Jonathan Glazer… a examen

No deja de ser curioso que en el mismo año de estreno de Sexy Beast apareciera también una película como Snatch: Cerdos y diamantes. De alguna manera daba la sensación de la explosión de una suerte de cine de gánsteres británicos marcados, en primera instancia, por ser deudor de Tarantino (las comparaciones a este respecto eran constantes) y caracterizado por un enfoque que se movía entre la deslegitimación del mundo criminal por la vía del humor negro y al mismo tiempo hacer de la miseria moral de trama y personajes un factor carismático. Todo ello, naturalmente, en una estructura formal fragmentada, con cierta tendencia al videoclip y a las tramas paralelas.

En este sentido Sexy Beast parecía un producto de este estilo ya no deudor de Tarantino sino incluso de un Guy Ritchie en la cresta de la ola. Quizás por ello Jonathan Glazer sorprendía con un film que, aunque abordaba de alguna manera el mismo mundo Ritchiano, lo hacía con una personalidad propia cuyo despliegue no podía ser más diferente. Cierto es que el planteamiento podría ser similar en el sentido de la ausencia de glamour de lo criminal, pero el retrato, ya desde su inicio, se basa en la ausencia absoluta de humor.

En su lugar nos encontramos con una trama relativamente lineal, pero trufada de sequedad y paranoia, derivadas hacia lo onírico surreal y, sobre todo, conseguir una atmósfera ominosa, opresiva en todo momento. Tanto en la soleada costa española como en la gris Inglaterra. Una sensación de amenaza constante que cobra vida en ese ‹Sexy Beast› encarnado por Ben Kingsley.

Siendo evidente que estamos ante una de las presencias más salvajes y temibles que se han visto en la pantalla, sea por su aspecto, su fiereza o su imprevisibilidad, sería injusto reducir el impacto del film a la interpretación (por otro lado absolutamente impactante) de Kingsley.
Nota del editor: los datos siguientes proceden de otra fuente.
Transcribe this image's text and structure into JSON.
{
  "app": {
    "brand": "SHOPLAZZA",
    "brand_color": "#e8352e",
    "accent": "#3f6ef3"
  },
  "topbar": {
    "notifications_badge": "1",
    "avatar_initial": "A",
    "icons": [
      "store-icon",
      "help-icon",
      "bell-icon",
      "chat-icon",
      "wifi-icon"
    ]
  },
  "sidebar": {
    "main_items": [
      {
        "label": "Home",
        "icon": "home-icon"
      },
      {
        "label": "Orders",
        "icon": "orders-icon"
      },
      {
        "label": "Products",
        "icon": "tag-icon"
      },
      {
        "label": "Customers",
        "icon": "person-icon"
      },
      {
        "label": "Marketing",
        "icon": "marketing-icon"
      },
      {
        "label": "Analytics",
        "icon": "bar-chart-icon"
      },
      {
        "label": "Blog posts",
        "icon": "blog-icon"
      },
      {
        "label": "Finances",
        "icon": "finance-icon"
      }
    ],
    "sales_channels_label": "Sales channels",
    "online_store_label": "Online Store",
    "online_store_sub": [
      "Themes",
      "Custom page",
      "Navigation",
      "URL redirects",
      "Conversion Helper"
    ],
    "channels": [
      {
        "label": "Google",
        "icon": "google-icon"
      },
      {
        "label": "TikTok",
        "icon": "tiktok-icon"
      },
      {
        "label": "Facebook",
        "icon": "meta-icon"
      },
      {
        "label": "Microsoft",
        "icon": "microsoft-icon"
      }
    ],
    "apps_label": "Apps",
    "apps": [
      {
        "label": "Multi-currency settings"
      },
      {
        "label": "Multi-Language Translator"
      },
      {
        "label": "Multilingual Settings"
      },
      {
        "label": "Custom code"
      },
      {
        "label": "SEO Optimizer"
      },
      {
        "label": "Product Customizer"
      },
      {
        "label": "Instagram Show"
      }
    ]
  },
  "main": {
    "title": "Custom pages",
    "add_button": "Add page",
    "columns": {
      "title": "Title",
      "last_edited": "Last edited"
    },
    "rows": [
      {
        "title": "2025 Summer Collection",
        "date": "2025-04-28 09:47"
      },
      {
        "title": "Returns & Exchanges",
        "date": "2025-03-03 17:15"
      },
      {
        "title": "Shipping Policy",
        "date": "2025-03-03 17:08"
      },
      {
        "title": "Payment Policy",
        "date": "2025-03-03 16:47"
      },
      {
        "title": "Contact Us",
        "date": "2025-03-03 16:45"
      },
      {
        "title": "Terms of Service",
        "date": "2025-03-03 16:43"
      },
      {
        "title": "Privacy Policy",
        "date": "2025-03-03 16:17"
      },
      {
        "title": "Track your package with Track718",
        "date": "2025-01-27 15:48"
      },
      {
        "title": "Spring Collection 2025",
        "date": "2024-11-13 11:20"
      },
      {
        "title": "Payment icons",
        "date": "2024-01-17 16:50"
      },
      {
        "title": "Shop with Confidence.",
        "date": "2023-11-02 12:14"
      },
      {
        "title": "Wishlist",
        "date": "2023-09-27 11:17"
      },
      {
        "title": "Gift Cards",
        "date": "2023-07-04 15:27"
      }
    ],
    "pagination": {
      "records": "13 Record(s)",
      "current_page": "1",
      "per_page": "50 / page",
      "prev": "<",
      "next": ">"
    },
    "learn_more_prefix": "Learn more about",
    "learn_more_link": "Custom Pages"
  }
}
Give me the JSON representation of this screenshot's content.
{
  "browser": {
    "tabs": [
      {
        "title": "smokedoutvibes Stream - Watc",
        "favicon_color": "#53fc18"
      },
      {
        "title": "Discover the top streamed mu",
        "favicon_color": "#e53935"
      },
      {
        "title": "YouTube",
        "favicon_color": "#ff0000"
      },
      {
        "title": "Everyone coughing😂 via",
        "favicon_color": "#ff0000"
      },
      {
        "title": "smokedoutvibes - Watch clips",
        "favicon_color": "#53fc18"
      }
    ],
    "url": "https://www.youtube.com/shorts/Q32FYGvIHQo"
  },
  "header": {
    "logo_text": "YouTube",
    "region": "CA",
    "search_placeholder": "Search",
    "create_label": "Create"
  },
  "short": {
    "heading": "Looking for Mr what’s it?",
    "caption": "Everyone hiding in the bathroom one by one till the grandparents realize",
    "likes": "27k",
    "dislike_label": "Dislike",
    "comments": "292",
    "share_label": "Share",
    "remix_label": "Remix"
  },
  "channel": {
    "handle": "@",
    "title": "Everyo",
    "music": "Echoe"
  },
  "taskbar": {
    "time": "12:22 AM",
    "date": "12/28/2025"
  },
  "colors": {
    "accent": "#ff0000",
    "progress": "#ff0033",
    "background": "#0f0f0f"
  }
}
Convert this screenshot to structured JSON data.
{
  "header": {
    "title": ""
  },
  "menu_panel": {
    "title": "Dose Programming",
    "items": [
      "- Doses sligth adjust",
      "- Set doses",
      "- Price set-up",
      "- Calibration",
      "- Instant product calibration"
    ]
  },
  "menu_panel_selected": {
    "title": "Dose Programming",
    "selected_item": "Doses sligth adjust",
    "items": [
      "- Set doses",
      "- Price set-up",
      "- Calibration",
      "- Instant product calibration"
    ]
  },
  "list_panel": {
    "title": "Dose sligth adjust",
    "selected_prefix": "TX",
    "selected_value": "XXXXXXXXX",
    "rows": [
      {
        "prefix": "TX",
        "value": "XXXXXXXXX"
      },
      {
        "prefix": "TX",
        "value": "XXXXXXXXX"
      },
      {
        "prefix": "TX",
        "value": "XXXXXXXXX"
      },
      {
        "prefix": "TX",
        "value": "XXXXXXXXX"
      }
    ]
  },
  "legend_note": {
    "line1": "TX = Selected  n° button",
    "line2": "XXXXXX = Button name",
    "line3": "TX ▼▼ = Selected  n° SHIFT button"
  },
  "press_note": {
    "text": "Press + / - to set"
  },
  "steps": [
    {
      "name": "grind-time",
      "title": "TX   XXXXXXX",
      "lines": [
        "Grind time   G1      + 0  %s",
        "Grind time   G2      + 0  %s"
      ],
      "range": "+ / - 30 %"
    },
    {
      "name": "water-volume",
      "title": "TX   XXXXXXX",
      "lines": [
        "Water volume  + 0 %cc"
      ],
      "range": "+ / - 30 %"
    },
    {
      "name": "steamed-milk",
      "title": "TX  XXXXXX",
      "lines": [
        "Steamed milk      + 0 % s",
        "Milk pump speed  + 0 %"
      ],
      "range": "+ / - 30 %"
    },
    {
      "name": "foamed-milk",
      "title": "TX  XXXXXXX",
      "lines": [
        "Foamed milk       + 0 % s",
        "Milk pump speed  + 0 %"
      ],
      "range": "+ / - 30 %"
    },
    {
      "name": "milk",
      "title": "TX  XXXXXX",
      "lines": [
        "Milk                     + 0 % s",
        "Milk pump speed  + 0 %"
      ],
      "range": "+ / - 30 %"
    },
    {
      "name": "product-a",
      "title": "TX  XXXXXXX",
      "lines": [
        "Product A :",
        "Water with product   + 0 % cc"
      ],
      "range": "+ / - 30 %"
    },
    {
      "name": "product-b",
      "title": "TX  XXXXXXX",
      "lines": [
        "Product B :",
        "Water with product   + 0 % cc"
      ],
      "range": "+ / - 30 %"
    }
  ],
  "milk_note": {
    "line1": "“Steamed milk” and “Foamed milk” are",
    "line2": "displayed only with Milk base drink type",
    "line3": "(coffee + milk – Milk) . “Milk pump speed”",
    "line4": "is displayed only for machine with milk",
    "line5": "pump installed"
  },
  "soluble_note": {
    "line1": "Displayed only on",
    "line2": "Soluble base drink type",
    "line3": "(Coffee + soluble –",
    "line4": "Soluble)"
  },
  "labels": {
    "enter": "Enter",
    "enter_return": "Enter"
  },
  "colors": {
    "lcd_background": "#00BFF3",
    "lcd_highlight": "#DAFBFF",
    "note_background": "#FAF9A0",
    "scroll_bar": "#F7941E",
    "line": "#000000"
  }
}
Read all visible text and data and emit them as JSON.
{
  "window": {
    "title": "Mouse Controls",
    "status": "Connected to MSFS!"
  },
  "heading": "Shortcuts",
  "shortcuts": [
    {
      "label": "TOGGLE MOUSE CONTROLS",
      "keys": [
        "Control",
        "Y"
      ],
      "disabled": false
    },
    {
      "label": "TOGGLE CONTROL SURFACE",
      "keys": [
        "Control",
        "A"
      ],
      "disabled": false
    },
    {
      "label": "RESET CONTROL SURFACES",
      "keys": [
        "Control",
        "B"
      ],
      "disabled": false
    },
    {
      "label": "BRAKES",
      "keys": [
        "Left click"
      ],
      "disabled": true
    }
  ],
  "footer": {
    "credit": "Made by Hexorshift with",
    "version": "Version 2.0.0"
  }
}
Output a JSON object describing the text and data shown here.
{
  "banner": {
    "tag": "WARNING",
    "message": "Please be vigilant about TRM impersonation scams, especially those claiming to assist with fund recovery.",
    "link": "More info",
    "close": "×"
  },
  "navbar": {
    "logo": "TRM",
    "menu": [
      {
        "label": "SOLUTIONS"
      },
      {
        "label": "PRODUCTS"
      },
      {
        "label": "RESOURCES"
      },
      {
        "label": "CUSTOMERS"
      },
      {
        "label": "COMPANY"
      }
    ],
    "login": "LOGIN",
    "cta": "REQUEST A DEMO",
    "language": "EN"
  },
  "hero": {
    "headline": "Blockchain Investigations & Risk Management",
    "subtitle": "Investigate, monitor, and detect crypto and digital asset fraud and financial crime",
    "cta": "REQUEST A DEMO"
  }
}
El gran mérito de Glazer es saber cuándo el personaje debe aparecer físicamente y cuándo desaparecer pero mantenerlo como una especie de amenaza subconsciente. Al final, cada acto de violencia, cada interrogante no resuelto, cada llamada de teléfono retrotraen a él. Esa presencia ruin constante, esa duda que sobrevuela es la que hace de Sexy Beast un película dominante y violenta hasta el punto de que, dicha sensación está más al borde de explotar constantemente que aparecida de forma explícita.

De esta manera Glazer sentaba las bases a través de una película aparentemente de género (exitoso en ese momento), de una visión muy personal de sus proyectos. Aunque quizás esta sea su película más convencional, por decirlo de alguna manera, ya deja entrever el gusto por poner por delante la sensación por encima de la exposición, de la lateralidad en lugar de la muestra explícita e incluso ciertos caminos hacia la abstracción más vinculada a un David Lynch, visualmente hablando, que a sus presuntos referentes como Ritchie o Tarantino. En definitiva, un film que puede tener los defectos de una ópera prima pero que sabe alejarse conscientemente del pasado “videoclipero” del realizador y que planta las semillas de lo que sería su obra.